Authentic leadership is one of the least researched theories in leadership, but one of the most intuitive and attractive theories to those studying the field. After years of watching immoral and unethical leaders like Kenneth Lay of Enron run companies and consumers’ money into the ground, people wanted more from a leader. They wanted a leader with a moral compass and a leader that they could unabashedly believe in to follow and invest in. This explains the surge in authentic leadership and the need for the theory to be studied further.
Authentic leadership finds ties with transformational leadership and begins is base in a strong moral ground and ethical purity. Authentic leadership can be evaluated from either a practical approach or a theoretical approach (Northouse, 2015, pg. 196). Bill George defines the practical approach which focuses on the characteristics that define authentic leaders (Purpose, values, relationships, and self-discipline) (Northouse, 2015, pg. 197). George’s practical approach will be the focus for this post. George’s theory defines an authentic leader as someone with a sense of purpose who is inspired and motivated to reach their goals (Northouse, 2015, pg. 197). Authentic leaders also have their own set of values that they refuse to deviate from and have a strong moral compass that they abide by (Northouse, 2015, pg. 198). Authentic leaders also have strong relationships and connections with those around them through mutual disclosure to develop trust (Northouse, 2015, pg. 199). Finally, George states that an authentic leader must have self-discipline that allows them to reach their goals and hold all around them accountable (Northouse, 2015, pg. 199).
There are several authentic leaders through the world that can be discussed, but when I think of authentic leadership, Warren Buffett is the first that comes to mind. Buffett is one of the most successful investors in the world and is worth billions of dollars. Buffett is also a noted philanthropist who has pledged to give away a vast majority of his fortune to charities and philanthropic causes. Buffett follows the four characteristics described by George perfectly and epitomizes authentic leadership. First, he has a purpose and is intrinsically motivated. Buffett tends to invest in stocks and companies that others view as “junk” but Buffett sees value and knows his purposed in the market with these companies (Windust, 2017). He also believes in his purpose as a philanthropist and has donated millions and encouraged other billionaires to do the same.
Buffett also has a standard of values that he guards passionately. He has a fervor for conducting business in an ethical manner and is quick to get rid of anyone in his company that will not hold the same set of standards and values. Northouse states, “When tested in difficult situations, authentic leaders do not compromise their values, but rather use those situations to strengthen their values” (2015, pg. 199). Even in the 2008 financial crisis, Buffett did not back down from his beliefs and ethical values and chose to weather the storm under his own ethical terms (Windust, 2017).
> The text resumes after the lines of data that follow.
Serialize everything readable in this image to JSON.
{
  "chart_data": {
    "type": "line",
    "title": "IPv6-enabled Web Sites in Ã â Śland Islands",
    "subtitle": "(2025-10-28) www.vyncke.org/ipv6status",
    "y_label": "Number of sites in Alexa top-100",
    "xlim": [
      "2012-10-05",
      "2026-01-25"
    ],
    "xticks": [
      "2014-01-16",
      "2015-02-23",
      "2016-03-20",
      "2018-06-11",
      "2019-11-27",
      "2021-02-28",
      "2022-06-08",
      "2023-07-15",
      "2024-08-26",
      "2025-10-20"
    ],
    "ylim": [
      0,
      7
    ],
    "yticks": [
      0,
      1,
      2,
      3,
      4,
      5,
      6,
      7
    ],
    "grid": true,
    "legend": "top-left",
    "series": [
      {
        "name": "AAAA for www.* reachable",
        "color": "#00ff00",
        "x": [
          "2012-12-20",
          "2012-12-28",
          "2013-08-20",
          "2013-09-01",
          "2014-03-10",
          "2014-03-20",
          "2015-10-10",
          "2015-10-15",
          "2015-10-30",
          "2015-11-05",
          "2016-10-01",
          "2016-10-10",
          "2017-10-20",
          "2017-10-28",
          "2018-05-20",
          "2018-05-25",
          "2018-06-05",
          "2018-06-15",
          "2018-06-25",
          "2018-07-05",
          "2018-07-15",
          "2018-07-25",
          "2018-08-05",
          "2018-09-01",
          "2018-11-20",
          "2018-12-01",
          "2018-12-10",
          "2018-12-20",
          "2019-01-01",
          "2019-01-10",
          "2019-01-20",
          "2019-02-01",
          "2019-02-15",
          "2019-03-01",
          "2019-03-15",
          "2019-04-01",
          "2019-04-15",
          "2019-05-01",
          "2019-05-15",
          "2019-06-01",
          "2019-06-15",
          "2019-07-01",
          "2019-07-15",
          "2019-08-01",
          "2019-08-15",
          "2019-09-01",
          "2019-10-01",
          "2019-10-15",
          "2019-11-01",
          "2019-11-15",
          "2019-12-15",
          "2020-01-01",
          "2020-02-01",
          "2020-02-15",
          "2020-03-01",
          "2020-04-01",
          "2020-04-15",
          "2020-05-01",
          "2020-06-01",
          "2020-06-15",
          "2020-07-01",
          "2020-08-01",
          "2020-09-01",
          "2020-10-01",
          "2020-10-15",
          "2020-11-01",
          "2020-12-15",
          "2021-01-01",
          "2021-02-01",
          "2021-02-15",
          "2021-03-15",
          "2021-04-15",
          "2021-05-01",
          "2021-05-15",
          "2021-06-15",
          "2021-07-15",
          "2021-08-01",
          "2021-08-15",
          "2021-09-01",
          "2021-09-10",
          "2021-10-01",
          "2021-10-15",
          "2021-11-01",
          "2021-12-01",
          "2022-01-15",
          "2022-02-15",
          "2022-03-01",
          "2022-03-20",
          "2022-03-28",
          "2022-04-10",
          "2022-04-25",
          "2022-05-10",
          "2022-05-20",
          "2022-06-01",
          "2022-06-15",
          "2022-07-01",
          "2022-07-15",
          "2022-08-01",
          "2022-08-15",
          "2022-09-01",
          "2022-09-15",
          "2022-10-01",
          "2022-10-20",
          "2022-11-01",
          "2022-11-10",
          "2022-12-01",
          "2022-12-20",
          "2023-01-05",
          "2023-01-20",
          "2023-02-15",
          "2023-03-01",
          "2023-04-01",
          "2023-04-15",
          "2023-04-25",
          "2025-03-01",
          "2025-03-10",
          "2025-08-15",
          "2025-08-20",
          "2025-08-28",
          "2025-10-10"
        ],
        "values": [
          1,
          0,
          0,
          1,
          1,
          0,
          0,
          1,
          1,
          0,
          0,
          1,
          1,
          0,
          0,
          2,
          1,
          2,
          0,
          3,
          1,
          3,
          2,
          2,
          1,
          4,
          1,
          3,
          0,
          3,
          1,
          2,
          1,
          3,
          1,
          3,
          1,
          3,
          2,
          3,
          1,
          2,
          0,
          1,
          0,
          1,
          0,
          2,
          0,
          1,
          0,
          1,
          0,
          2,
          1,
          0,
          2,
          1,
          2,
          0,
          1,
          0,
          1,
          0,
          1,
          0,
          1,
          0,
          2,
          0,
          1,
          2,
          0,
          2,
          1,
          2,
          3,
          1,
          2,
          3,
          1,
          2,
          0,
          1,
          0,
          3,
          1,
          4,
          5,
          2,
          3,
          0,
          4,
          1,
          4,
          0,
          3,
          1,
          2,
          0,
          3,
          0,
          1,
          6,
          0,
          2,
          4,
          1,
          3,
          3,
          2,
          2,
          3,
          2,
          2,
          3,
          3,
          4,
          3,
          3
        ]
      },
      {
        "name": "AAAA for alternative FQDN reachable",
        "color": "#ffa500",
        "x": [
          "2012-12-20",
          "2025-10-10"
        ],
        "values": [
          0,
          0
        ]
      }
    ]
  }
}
Buffett is known for his self-discipline and hard work over the years. With now plans to retire any time soon, Buffett has a reputation for early morning rises and late nights devoted to his work. Even though is one of the richest men in the world, he still lives in the same house that he purchased in 1958 for $32,500 (Windust, 2017). If that isn’t self-discipline and motivation, I’m not sure what is. Finally, Buffett embodies both relationships and heart in his dealings with his employees and multiple charities he works with. Since 200, Buffett has given away 71% of his $65.5 billion fortune (Frank, 2017). Buffett believes in relationship building with the people around him and maintaining a compassion so strong for the world that he wishes to give away most of his fortune to help others.
Though Authentic leadership is still a developing theory, it is one of the most intriguing leadership theories at the moment. It truly deals in the emotions of the follower and their need for a true and ethical leader in the wake of several disasters. Though it lacks a vast amount of data and lacks descriptions of several of its prescriptions, even in its infancy, the theory is applicable at all levels of leadership (Northouse, 2015, pg. 207).
Frank, R. (2017, September 21). Warren Buffett is the most charitable billionaire. Retrieved from https://www.cnbc.com/2017/09/21/warren-buffet-is-the-most-charitable-billionaire.html
Northouse, P. G. (2015). Introduction to leadership. concepts and practice. Los Angeles: Sage.